Endothelin-1 (ET-1) is a 21 amino acid peptide isolated from the conditioned medium of cultured endothelial cells. Subsequent studies have shown it to be synthesised in endothelial cells, epithelial cells, and both vascular and non-vascular smooth muscle cells. It is the most potent vasoconstrictor agent ever identified, and causes vasoconstriction in most if not all vascular beds. Endothelin-1 has a number of other actions, including promoting smooth muscle mitogenesis, which may be of equal or greater importance in the underlying pathological processes of a variety of diseases (Hayes and Webb, 1998).
The acute actions of endothelin-1 in the airways and in the pulmonary vasculature include pulmonary arterial and venous vasoconstriction, extravasation and oedema formation, and bronchoconstriction. However, current evidence suggests that when expression of endothelin-1 is upregulated, its involvement in chronic changes may be just as important as any acute vasoconstrictor effect. This is particularly true for the pulmonary vasculature and airways where endothelin-1 may have a long-term role in remodeling by promoting vascular and tracheal smooth muscle mitogenesis, and stimulating collagen synthesis by pulmonary fibroblasts.

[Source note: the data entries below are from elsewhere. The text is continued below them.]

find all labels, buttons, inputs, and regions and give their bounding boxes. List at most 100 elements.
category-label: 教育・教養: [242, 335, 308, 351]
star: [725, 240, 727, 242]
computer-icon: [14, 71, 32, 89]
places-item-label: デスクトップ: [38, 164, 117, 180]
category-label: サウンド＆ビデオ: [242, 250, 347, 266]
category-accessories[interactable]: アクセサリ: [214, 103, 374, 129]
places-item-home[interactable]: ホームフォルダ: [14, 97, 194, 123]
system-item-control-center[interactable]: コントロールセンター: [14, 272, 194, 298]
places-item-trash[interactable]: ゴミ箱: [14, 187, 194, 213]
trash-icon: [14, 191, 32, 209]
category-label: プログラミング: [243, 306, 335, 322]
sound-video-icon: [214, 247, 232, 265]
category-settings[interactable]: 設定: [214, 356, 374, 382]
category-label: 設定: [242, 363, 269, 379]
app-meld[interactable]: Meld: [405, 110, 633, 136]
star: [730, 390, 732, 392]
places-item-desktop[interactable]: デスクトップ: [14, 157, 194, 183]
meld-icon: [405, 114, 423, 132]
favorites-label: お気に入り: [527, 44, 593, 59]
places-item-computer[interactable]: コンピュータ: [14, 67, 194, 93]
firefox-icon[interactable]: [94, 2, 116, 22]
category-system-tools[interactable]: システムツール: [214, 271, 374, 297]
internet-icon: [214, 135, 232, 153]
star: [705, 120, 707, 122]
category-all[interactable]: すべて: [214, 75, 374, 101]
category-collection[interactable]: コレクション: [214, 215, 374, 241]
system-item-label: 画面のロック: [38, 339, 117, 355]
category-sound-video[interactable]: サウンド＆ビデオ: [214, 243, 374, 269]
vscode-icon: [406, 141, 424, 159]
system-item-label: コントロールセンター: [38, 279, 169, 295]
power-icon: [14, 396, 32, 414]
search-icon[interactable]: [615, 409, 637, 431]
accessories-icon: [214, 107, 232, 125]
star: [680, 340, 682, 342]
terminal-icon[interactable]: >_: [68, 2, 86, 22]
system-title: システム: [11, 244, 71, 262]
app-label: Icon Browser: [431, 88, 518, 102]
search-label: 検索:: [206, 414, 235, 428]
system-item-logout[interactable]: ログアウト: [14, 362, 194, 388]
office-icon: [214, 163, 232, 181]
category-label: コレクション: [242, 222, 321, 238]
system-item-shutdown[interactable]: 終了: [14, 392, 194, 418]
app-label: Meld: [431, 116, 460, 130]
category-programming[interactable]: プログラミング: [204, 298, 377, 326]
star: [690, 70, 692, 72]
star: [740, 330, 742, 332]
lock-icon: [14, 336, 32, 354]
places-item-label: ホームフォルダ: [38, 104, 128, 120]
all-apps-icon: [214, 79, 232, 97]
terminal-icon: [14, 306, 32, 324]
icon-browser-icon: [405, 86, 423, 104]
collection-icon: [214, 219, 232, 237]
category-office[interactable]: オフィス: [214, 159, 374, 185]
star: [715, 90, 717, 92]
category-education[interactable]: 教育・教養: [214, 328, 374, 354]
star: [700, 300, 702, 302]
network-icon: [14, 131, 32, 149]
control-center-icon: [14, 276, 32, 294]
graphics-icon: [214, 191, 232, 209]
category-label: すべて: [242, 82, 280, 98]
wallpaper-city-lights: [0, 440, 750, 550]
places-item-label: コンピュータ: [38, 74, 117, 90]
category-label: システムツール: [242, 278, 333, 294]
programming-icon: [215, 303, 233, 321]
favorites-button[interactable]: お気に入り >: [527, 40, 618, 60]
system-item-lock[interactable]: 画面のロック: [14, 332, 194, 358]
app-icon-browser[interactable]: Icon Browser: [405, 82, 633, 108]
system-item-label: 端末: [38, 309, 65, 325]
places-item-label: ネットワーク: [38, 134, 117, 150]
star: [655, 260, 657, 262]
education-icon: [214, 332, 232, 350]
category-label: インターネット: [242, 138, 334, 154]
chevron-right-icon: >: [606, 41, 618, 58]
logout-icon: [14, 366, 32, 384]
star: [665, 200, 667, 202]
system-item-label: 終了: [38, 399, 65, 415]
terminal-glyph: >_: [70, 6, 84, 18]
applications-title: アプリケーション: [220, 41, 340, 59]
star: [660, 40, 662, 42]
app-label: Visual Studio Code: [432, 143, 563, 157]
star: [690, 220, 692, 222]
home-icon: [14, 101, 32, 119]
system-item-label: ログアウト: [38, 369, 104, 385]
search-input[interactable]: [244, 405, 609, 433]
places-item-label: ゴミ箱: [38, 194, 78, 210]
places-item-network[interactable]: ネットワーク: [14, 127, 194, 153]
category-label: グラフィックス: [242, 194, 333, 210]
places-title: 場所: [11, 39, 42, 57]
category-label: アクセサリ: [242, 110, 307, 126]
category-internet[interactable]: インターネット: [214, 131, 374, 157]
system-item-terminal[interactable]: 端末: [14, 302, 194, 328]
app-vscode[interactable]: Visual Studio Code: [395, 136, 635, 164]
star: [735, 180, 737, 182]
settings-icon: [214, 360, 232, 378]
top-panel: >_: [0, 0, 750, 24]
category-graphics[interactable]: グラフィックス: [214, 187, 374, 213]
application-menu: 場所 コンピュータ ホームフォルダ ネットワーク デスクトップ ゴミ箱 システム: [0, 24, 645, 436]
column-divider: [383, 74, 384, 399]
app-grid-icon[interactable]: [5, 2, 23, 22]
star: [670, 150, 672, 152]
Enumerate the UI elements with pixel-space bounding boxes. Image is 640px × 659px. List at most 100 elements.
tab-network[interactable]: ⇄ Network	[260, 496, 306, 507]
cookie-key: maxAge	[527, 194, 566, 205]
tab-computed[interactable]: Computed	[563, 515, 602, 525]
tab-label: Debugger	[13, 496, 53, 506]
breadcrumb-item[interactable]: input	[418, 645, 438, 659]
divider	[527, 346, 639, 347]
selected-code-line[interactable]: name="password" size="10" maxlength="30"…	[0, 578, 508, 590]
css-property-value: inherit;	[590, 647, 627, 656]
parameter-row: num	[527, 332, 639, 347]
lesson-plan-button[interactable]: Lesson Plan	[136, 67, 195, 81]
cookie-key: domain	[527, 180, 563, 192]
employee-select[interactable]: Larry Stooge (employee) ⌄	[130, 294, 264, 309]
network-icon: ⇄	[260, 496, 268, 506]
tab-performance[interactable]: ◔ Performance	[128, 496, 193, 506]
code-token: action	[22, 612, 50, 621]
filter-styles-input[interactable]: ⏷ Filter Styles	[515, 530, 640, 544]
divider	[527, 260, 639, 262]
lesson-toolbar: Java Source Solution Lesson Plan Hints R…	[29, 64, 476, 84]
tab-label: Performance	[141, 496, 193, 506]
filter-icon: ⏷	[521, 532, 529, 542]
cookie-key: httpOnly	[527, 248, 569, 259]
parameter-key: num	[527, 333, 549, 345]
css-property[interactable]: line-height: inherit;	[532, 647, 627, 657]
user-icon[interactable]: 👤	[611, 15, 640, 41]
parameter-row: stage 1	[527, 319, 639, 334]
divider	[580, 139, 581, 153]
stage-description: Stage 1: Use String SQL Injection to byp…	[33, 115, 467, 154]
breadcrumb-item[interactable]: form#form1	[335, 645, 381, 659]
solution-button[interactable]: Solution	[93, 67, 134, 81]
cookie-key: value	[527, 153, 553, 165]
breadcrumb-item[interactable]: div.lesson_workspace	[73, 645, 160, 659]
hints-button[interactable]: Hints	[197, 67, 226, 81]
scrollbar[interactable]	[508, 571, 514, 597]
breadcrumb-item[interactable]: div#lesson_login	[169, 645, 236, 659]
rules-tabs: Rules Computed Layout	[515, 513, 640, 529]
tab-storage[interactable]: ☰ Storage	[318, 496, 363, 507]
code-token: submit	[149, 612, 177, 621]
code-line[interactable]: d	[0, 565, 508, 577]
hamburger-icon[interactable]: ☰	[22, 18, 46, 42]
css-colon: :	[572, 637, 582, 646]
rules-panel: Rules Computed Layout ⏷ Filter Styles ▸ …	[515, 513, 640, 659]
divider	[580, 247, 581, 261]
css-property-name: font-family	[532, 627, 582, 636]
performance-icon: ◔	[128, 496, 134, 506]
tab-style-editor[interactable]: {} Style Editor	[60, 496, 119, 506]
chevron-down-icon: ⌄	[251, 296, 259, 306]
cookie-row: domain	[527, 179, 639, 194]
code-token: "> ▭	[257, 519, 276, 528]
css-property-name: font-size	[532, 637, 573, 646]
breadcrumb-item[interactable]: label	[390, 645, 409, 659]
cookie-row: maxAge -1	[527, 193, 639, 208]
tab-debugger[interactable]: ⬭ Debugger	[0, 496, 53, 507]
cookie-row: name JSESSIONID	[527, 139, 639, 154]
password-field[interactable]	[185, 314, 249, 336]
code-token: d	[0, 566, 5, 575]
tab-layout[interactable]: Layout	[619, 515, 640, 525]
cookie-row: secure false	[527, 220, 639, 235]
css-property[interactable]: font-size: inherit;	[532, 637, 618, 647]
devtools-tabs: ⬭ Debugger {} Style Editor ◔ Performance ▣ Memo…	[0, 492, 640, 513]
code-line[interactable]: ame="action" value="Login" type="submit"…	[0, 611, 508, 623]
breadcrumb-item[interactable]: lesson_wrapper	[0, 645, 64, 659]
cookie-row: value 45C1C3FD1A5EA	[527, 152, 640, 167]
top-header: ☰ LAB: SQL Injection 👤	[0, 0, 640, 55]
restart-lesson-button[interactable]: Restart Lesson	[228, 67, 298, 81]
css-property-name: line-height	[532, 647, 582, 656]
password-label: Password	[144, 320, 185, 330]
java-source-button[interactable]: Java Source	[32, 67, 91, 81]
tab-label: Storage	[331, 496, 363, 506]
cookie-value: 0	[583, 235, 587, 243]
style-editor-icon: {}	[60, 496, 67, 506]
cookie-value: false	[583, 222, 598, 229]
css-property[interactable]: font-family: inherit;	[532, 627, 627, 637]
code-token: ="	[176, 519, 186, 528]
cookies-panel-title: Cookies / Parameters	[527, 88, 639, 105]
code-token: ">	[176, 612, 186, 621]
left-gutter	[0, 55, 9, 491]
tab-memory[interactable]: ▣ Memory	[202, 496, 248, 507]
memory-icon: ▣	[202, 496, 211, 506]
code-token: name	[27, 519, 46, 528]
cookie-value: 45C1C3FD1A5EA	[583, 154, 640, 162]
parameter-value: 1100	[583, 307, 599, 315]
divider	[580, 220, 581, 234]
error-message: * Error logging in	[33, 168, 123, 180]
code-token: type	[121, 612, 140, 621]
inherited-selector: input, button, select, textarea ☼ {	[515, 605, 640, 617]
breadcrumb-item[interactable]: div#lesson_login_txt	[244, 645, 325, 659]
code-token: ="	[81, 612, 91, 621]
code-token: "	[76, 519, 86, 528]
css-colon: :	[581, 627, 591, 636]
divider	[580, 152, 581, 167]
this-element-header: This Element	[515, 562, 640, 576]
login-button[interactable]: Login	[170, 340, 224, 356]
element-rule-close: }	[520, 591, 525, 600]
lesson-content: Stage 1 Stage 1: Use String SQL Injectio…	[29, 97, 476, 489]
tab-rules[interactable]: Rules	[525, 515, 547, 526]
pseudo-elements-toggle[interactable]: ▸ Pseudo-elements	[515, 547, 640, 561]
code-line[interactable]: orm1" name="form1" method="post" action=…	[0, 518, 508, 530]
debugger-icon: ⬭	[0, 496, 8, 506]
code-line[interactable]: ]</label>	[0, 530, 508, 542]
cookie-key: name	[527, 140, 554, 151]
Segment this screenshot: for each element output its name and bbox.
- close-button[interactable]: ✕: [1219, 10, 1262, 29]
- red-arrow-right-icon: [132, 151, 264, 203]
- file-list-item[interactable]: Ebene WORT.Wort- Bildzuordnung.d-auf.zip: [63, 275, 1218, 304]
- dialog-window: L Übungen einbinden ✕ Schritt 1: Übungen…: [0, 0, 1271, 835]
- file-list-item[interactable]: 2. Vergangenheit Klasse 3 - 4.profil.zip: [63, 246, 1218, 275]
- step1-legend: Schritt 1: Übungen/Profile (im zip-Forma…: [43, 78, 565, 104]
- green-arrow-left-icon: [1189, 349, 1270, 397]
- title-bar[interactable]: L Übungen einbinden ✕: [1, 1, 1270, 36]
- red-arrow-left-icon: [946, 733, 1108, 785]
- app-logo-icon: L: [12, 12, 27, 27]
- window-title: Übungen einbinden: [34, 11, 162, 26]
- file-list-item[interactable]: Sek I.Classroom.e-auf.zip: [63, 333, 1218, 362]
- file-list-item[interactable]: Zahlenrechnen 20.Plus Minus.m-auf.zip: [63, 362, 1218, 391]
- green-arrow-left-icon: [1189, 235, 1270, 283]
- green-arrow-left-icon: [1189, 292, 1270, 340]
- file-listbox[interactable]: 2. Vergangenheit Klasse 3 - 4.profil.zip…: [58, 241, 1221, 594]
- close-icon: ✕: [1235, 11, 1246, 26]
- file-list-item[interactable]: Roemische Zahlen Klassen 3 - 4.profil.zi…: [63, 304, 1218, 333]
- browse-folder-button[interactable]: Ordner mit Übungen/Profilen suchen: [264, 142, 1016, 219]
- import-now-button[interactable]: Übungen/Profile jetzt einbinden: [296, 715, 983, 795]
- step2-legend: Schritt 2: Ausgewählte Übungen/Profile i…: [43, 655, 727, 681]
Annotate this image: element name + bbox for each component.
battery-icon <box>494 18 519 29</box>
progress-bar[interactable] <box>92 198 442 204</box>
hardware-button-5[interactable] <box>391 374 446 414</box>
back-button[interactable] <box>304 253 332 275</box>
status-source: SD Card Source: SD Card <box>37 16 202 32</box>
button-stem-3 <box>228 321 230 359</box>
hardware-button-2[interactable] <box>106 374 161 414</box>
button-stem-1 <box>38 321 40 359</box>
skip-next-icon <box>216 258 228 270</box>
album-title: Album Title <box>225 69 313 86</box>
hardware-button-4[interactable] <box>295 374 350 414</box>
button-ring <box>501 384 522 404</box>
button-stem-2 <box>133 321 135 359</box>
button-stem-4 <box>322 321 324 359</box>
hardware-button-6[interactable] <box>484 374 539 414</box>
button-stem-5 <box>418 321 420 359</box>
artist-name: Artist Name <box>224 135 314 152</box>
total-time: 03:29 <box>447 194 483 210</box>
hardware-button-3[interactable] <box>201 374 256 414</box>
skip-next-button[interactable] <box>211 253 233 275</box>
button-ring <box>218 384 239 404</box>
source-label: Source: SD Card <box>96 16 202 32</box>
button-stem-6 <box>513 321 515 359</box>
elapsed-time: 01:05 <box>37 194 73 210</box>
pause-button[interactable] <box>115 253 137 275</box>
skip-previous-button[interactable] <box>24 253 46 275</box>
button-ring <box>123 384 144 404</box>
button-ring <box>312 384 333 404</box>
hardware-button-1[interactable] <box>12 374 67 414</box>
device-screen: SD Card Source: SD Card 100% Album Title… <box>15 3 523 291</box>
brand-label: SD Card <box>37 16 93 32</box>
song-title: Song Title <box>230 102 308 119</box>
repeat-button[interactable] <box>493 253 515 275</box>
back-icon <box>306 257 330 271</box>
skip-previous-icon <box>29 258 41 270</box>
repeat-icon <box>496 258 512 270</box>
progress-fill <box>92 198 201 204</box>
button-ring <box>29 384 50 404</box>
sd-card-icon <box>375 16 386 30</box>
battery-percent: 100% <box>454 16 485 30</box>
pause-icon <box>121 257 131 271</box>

Current approaches to inhibiting ET-1 have focused mainly on development of antagonists but these may have systemic effects that are detrimental to the pulmonary circulation (e.g. peripheral hypotension). In addition there are at least two endothelin receptor subtypes—namely, endothelin-A (ETA) subtype and endothelin-B (ETB) subtype. Both appear to be involved in mediating the vasoconstrictor responses to endothelin in the pulmonary vasculature (McCulloch et al., 1998). But the endothelin-B subtype is also a clearance receptor so agents blocking it increase circulating ET-1 levels (Loffler et al., 1993, and Fukuroda et al., 1994) and may reduce the effectiveness of the antagonism.